Однако, несмотря на такое предупреждение, почти все «горлопаны» мужского пола смотрели и слушали «Авдотьюшку» вожделенно: уж очень притягательными казались парням и задорно-курносое личико с наивно-бесстыдными взглядами очень какой-то изменчивой расцветки, и не по возрасту («Авдотьюшке» было за тридцать) совсем девчоночья фигурка, и призывно-воркующий голосок: как и большинство модных эстрадных певцов, Евдокия Шапо не пела, а именно исполняла песенки, временами чуть ли не нашептывая слова в микрофон.
Влюбился в певунью с первой же встречи, как ему казалось серьезно и безнадежно, и Михаил Громов, чему, впрочем, способствовало и более предпочтительное отношение к нему самой певицы. «Вот вас, Мишенька, я хотела бы иметь своим пажем!» — шепнула она однажды Михаилу в ответ на его взыскующий взгляд. И в тот же вечер исполнила под аккордеон омузыченную одним из многочисленных композиторов-песенников «Поэзу» Игоря Северянина — «Это было у моря, где ажурная пена, где встречается редко городской экипаж…».

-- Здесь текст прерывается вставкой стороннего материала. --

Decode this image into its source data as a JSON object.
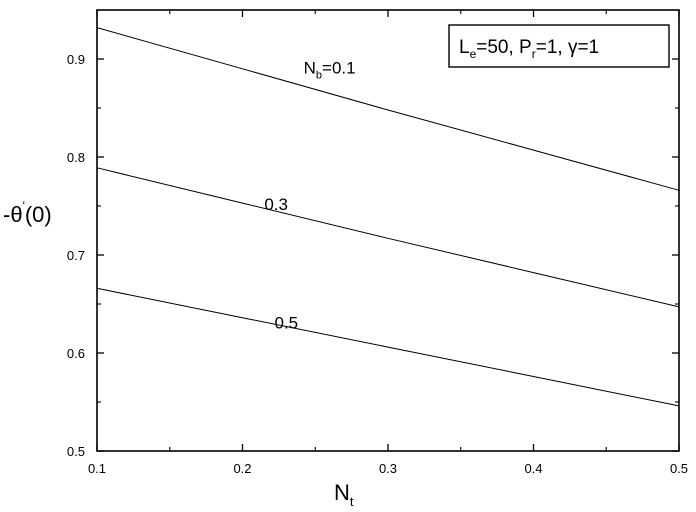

Долго не мог уснуть Михаил после того вечера, проведенного в однокомнатной «келье батьки Феофана». В ушах снова и снова, как наяву, звучал бесовский голосок:
Королева просила перерезать гранат.
И дала половину
И пажа истомила.
И пажа полюбила — вся в мотивах сонат,
А потом отдавалась…
Разве уснешь!
Но еще больше взбудоражил Михаила поэтический межсобойчик, состоявшийся на другой день после возвращения Ястребецкого из двухнедельной поездки в Америку, при которой он сопровождал в качестве переводчика (Ястребецкий свободно владел английским языком) своего литературного босса — профессора Гуменникова. Вечер начался с краткого, но впечатляющего рассказа о стране непостижимых противоречий, где самые высокие достижения научной, технической и бытовой культуры уживаются с «идеологической и национальной поножовщиной», — таким резюме подытожил Феофан свои впечатления.